Apollon avait presque craché les derniers mots, les yeux exorbités, se saisissant d’Archibald par le col ! Kate quitta aussitôt sa réserve et s’interposa entre eux. Il était hors de question de laisser les choses dégénérer sans réagir !
Mais la jeune femme n’eut même pas à hausser la voix : quelqu’un d’autre s’en chargea, mais d’un ton ô combien moqueur et glacé. Locke cessa de jouer, et même les pleurs perdirent de leur intensité. Pendu par un pied à l’une des branches de l’arbre mort le plus proche, le Fou d’Hadès se tenait ainsi, bras croisés, tête en bas. Tout en se balançant nonchalamment, il apostropha donc l’armée qui avait osé s’aventurer aux Enfers, Apollon le premier.
« Alors, alors ! On dirait que le si prévenant dieu ressuscité connaît des difficultés… Ton plan n’a-t-il pourtant pas été minutieusement étudié ? Comment se fait-il que j’assiste à de pareilles dissensions alors que vous n’êtes même pas encore en vue des murs de la cité ? Je trouve ça vraiment décevant…
- Tais-toi, bouffon ! » grinça Schopenhauer.
Mais il n’obtint qu’un sourire un peu plus méprisant de la créature au costume d’arlequin rouge et noir.
« Bouffon ? Voilà une insulte bien facile, à croire qu’elle sort de la bouche de ton camarade Bellérophon ! »
Piqué évidemment au vif, Archibald voulut répliquer, mais Schopenhauer l’en empêcha d’un geste. Visiblement, les mots blessants du Fou venaient de lui rendre sa contenance, et plus important encore, son calme.
« Cesse donc de répandre ton venin, et explique-nous plutôt pour quelle raison te voilà venu à notre rencontre, répondit-il, tandis qu’Archibald avait éloigné Kate de quelques mètres en retrait, et que la garde des Muses se faisait menaçante, pareille à une meute de lionnes.
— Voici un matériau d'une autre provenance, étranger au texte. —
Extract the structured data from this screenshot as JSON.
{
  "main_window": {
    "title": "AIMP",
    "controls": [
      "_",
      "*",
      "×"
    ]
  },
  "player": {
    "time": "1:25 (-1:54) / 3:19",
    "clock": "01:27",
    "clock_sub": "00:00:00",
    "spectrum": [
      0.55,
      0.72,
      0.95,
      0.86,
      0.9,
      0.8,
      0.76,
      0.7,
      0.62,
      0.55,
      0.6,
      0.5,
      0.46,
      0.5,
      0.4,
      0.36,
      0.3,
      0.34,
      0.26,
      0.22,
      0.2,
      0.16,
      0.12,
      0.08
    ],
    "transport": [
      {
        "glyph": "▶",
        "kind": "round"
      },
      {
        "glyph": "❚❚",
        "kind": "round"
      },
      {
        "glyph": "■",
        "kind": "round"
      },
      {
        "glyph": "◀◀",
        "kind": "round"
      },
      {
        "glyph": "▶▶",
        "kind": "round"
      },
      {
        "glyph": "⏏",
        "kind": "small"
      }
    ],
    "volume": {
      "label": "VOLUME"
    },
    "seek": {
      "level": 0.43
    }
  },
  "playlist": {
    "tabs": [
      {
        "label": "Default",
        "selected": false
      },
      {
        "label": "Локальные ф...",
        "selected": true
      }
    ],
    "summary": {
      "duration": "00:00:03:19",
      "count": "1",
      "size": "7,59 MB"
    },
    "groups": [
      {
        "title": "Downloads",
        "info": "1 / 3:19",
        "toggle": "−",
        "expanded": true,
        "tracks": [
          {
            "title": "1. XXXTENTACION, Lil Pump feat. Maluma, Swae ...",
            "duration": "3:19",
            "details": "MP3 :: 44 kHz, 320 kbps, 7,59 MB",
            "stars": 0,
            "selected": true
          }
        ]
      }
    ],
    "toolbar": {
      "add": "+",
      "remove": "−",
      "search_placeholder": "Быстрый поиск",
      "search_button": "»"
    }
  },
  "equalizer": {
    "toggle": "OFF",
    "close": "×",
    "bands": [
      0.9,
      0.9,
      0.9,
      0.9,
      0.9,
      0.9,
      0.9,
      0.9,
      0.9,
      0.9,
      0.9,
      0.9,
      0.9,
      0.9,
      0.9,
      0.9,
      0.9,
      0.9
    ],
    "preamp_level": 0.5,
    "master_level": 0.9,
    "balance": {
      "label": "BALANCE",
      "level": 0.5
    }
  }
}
Je n’aurais pas cru que le second d’Hadès se montre si vite ! A moins que tu n’aies été dégradé suite à notre… altercation… »
Le Fou sourit encore, mais cette fois, plus de sarcasme. La blessure d’amour propre de sa défaite au British Museum était de toute évidence encore ouverte, et il comptait bien s’en venger. Gardant pourtant le silence, il se laissa retomber sur le sol, d’un saut virevoltant.
« Tu ne devrais pas te montrer aussi hautain, je crois t’avoir déjà prévenu, renifla-t-il bruyamment. Pense donc à l’endroit où tu te trouves, cela devrait te ramener à la raison ! Tu as encore une chance de te livrer sans risquer la mort… »
Schopenhauer ne cilla pas.
« Tiens, voilà qu’on me propose de me rendre à présent. Tout à l’heure, le nocher m’avait recommandé de rebrousser chemin. Vous comptez tous m’exhorter à renoncer à mon but ? Hadès me déçoit. Ou me sous-estime, une fois de plus…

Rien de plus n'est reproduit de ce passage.